Saturday, 9 January 2021

The Necessity of Atheism by Percy Shelley


Under Church Law, Death by Drowning CANNOT be Considered Suicide.






“ It is curious that The Necessity of Atheism is less atheistic than it is a challenge to theists to acknowledge that belief is a human passion, and as such cannot stand up to the test of being reasonable, thus the necessity or reasonableness of atheism. 

Atheism, in Shelley’s case, is an argument for human reason to be given preeminence over passions, which are always subjective, lacking reasonable proof, and therefore can not be enforced upon any free person. 

Newman Ivey White summarizes Shelley’s tract accurately, writing :

Except for the title and the signature to the advertisement (“through deficiency of proof, an Atheist.”) there was no atheism in it. 

In its seven pages of text it argued that belief can come only from three sources: physical experience, reason based on experience, and the experience of others, or testimony. 

None of these, it argued, establishes the existence of a deity, and belief, which is not subject to the will, is impossible until they do. 

Hence the existence of a God is not proved.

Shelley’s words were temperate, reasoned, and yet also revolutionary at the beginning of the nineteenth century, a century still reeling from the effects of the American War for Independence and the French Revolution: 

The mind cannot believe the existence of a creative God: it is also evident that, as belief is a passion of the mind, no degree of criminality is attachable to disbelief; and that they only are reprehensible who neglect to remove the false medium through which their mind views any subject of discussion. 

Every reflecting mind must acknowledge that there is no proof of the existence of a Deity.

It did not take long before Percy Bysshe Shelley was found out and brought before the Master of University College, Oxford, Rev. James Griffith. 

Shelley was questioned amidst much anger from the Master of the college concerning his part in writing the anonymous atheistic tract. Shelley’s response to Griffith was, 

If I can judge from your manner … you are resolved to punish me, if I should acknowledge that it is my work. 

If you can prove that it is, produce your evidence; it is neither just nor lawful to interrogate me in such a case and for such a purpose. 

Such proceedings would become a court of inquisitors, but not free men in a free country.

And with his patriotic appeal for evidence to be produced, Percy Bysshe Shelley was expelled from the University of Oxford. 

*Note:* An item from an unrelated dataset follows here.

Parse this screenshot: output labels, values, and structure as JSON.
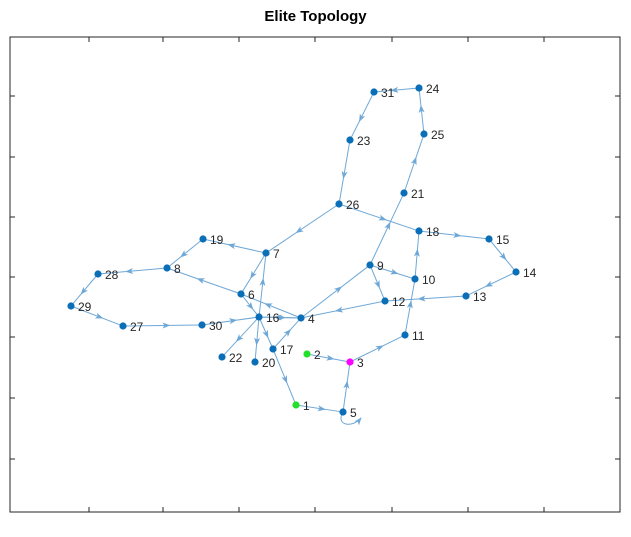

Before the University gates could slam behind him, Shelley had already sent the tract on atheism to all of the bishops, and apparently to many professors, heads of colleges, the Vice Chancellor, and at least one Cambridge professor.

Ironically, in the grand tradition of sanctifying sinners into saints — if such men or women achieve fame after their deaths — a monument now resides at University College, Oxford, to pay homage to the University’s most famous expelled atheist. 

For Shelley, however, still being quite alive in 1811 and not so saintly as death would later make him, this event only tempered his steel and focused his aim for future literary projects. 

He learned from this event that greater care must be taken to remain anonymous, to conceal his agenda, and to mislead those who were most likely to assume his part in such future affairs. 

Writing to his co-laborer in the infamous Necessity of Atheism tract, Thomas Jefferson Hogg, Shelley revealed his new design, a plan in which Shelley would suggest to the public that he had given up writing:

 …I give out therefore that I will publish no more; every one here, but the select few who enter into its schemes believed my assertion. 

Of course nothing was further from his mind than to abandon his vow to thrust his dagger deeply into the heart of the Christian faith. From this point forward Shelley would guard his “schemes” among the select few who could be trusted and he would learn even better how to apply the principles of a quiet revolution. 

He reasserted his vow to Hogg, exclaiming, “yet here I swear and if I break my oath may Infinity Eternity blast me, here I swear that never will I forgive Christianity.”